Defiance, resilience defined Tony Curtis

Published 5:00 am Friday, October 1, 2010

From dressing in drag to posing nude for his 80th birthday, Tony Curtis truly was a defiant one.

He overcame early typecasting as a lightweight pretty boy to become a serious actor in such films as “Sweet Smell of Success,” “Spartacus” and “The Defiant Ones,” the latter earning him an Academy Award nomination.

He resisted obsolescence, continually reshaping himself and taking lesser roles to find steady work in a business that prizes youth. He subdued alcohol and drug addictions, lived through six marriages and five divorces, and found peace with a new art as a painter.

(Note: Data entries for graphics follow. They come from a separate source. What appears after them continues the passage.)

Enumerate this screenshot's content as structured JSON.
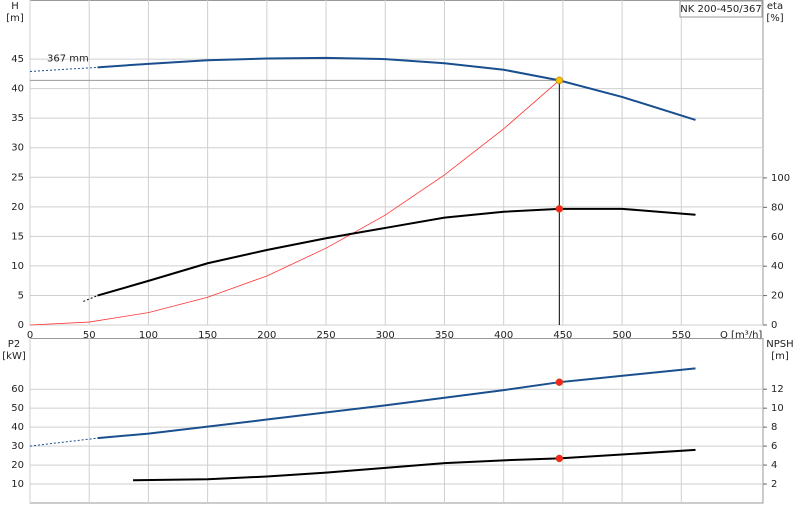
{
  "chart_data": [
    {
      "type": "line",
      "title": "NK 200-450/367",
      "ylabel": "H",
      "yunit": "[m]",
      "y2label": "eta",
      "y2unit": "[%]",
      "xlabel": "Q [m³/h]",
      "annotation": "367 mm",
      "x_tick_labels": true,
      "xlim": [
        0,
        619
      ],
      "xticks": [
        0,
        50,
        100,
        150,
        200,
        250,
        300,
        350,
        400,
        450,
        500,
        550
      ],
      "ylim": [
        0,
        55
      ],
      "yticks": [
        0,
        5,
        10,
        15,
        20,
        25,
        30,
        35,
        40,
        45
      ],
      "y2lim": [
        0,
        221
      ],
      "y2ticks": [
        0,
        20,
        40,
        60,
        80,
        100
      ],
      "grid": true,
      "series": [
        {
          "color": "#999999",
          "width": 1,
          "x": [
            0,
            447
          ],
          "values": [
            41.4,
            41.4
          ]
        },
        {
          "color": "#000000",
          "width": 1,
          "x": [
            447,
            447
          ],
          "values": [
            0,
            41.4
          ]
        },
        {
          "color": "#ff3333",
          "width": 0.8,
          "x": [
            0,
            50,
            100,
            150,
            200,
            250,
            300,
            350,
            400,
            447
          ],
          "values": [
            0,
            0.5,
            2.1,
            4.7,
            8.3,
            13,
            18.6,
            25.4,
            33.2,
            41.4
          ]
        },
        {
          "color": "#1a4f8f",
          "width": 1,
          "dash": true,
          "x": [
            0,
            57
          ],
          "values": [
            42.9,
            43.6
          ]
        },
        {
          "color": "#1a4f8f",
          "width": 2,
          "x": [
            57,
            100,
            150,
            200,
            250,
            300,
            350,
            400,
            447,
            500,
            562
          ],
          "values": [
            43.6,
            44.2,
            44.8,
            45.1,
            45.2,
            45.0,
            44.3,
            43.2,
            41.4,
            38.6,
            34.7
          ]
        },
        {
          "color": "#000000",
          "width": 1,
          "dash": true,
          "axis": "y2",
          "x": [
            45,
            57
          ],
          "values": [
            16,
            20
          ]
        },
        {
          "color": "#000000",
          "width": 2,
          "axis": "y2",
          "x": [
            57,
            100,
            150,
            200,
            250,
            300,
            350,
            400,
            447,
            500,
            562
          ],
          "values": [
            20,
            30,
            42,
            51,
            59,
            66,
            73,
            77,
            79,
            79,
            75
          ]
        },
        {
          "marker": "#f5c400",
          "x": [
            447
          ],
          "values": [
            41.4
          ]
        },
        {
          "marker": "#ff2222",
          "axis": "y2",
          "x": [
            447
          ],
          "values": [
            79
          ]
        }
      ]
    },
    {
      "type": "line",
      "ylabel": "P2",
      "yunit": "[kW]",
      "y2label": "NPSH",
      "y2unit": "[m]",
      "x_tick_labels": false,
      "xlim": [
        0,
        619
      ],
      "xticks": [
        0,
        50,
        100,
        150,
        200,
        250,
        300,
        350,
        400,
        450,
        500,
        550
      ],
      "ylim": [
        0,
        87
      ],
      "yticks": [
        10,
        20,
        30,
        40,
        50,
        60
      ],
      "y2lim": [
        0,
        17.4
      ],
      "y2ticks": [
        2,
        4,
        6,
        8,
        10,
        12
      ],
      "grid": true,
      "series": [
        {
          "color": "#1a4f8f",
          "width": 1,
          "dash": true,
          "x": [
            0,
            57
          ],
          "values": [
            30,
            34.2
          ]
        },
        {
          "color": "#1a4f8f",
          "width": 2,
          "x": [
            57,
            100,
            200,
            300,
            400,
            447,
            562
          ],
          "values": [
            34.2,
            36.6,
            44,
            51.5,
            59.5,
            63.7,
            71
          ]
        },
        {
          "color": "#000000",
          "width": 2,
          "axis": "y2",
          "x": [
            87,
            150,
            200,
            250,
            300,
            350,
            400,
            447,
            562
          ],
          "values": [
            2.4,
            2.5,
            2.8,
            3.2,
            3.7,
            4.2,
            4.5,
            4.7,
            5.6
          ]
        },
        {
          "marker": "#ff2222",
          "x": [
            447
          ],
          "values": [
            63.7
          ]
        },
        {
          "marker": "#ff2222",
          "axis": "y2",
          "x": [
            447
          ],
          "values": [
            4.7
          ]
        }
      ]
    }
  ]
}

Curtis, whose wildly undefinable cast of characters ranged from a Roman slave leading the rebellious cry of “I’m Spartacus” to a Jazz Age musician wooing Marilyn Monroe while disguised as a woman in “Some Like It Hot,” died Wednesday night.

The 85-year-old actor suffered cardiac arrest at his home in Henderson, Nev., near Las Vegas, the coroner said Thursday.

“My father leaves behind a legacy of great performances in movies and in his paintings and assemblages,” Jamie Lee Curtis — his daughter with first wife Janet Leigh, co-star of “Psycho” — said in a statement. “He leaves behind children and their families who loved him and respected him and a wife and in-laws who were devoted to him. He also leaves behind fans all over the world.”

Starting his career in the late 1940s and early 1950s with bit parts as a juvenile delinquent or in such forgettable movies as the talking-mule comedy “Francis,” Curtis rose to stardom as a swashbuckling heartthrob, mixing in somewhat heftier work such as the boxing drama “Flesh and Fury” and the title role in the film biography “Houdini.”

Hindered early on by a Bronx accent that drew laughs in Westerns and other period adventures, Curtis smoothed out his rough edges and silenced detractors with 1957’s “Sweet Smell of Success,” in which he played a sleazy press agent who becomes the fawning pawn of a ruthless newspaper columnist (Burt Lancaster).

“Curtis grew up into an actor and gave the best performance of his career,” critic Pauline Kael wrote in her book “Kiss Kiss Bang Bang.”